Bien que, si l’on s’en tient à la seule règle de halakha, il suffise de prononcer cette déclaration à part soi, en en articulant les mots, pour qu’elle soit considérée comme une messirat moda’a, efficace pour annuler ses vœux par avance, il est juste de la prononcer face à trois hommes faisant office de juges, comme le veut la coutume consistant à la réciter la veille de Roch hachana, à l’occasion de l’annulation des vœux passés (Ritva, Nédarim 23b ; Kol Nidré 81, 10).

Les femmes qui participent au Kol nidré, et qui comprennent le sens de la déclaration préalable, s’acquittent de cette manière. Pour celles qui n’y auront point participé, il conviendra qu’elles récitent la déclaration à part soi ; celle-ci sera efficace, pour autant que les mots en soient articulés effectivement, et non simplement médités en son esprit.
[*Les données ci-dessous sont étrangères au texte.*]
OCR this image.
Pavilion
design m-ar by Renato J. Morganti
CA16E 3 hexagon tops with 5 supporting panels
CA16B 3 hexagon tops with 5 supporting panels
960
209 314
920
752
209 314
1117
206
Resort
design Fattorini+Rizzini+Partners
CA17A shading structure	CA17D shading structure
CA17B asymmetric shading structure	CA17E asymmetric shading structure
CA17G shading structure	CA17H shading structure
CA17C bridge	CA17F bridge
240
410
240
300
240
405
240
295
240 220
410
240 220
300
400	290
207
[6]. Dans le texte détaillé de messirat moda’a, on a soin de signaler que cette déclaration n’inclut pas les vœux portant sur des jeûnes individuels volontaires, vœux prononcés la veille du jeûne, à l’heure de Min’ha. En effet, si l’on ne faisait pas cette précision, la déclaration annulerait d’avance toute décision individuelle de jeûner ; et même si l’on jeûnait en fait, cela ne serait pas considéré comme un jeûne au sens rituel du terme. En revanche, dans le texte du Kol nidré, on ne spécifie pas cela. On peut expliquer que la déclaration préalable est alors conforme à ce qui est admis par la communauté et par les rabbins, lesquels s’accordent à dire que les vœux prononcés à l’heure de Min’ha, portant sur un jeûne individuel à faire le lendemain, ne sont pas inclus dans l’annulation.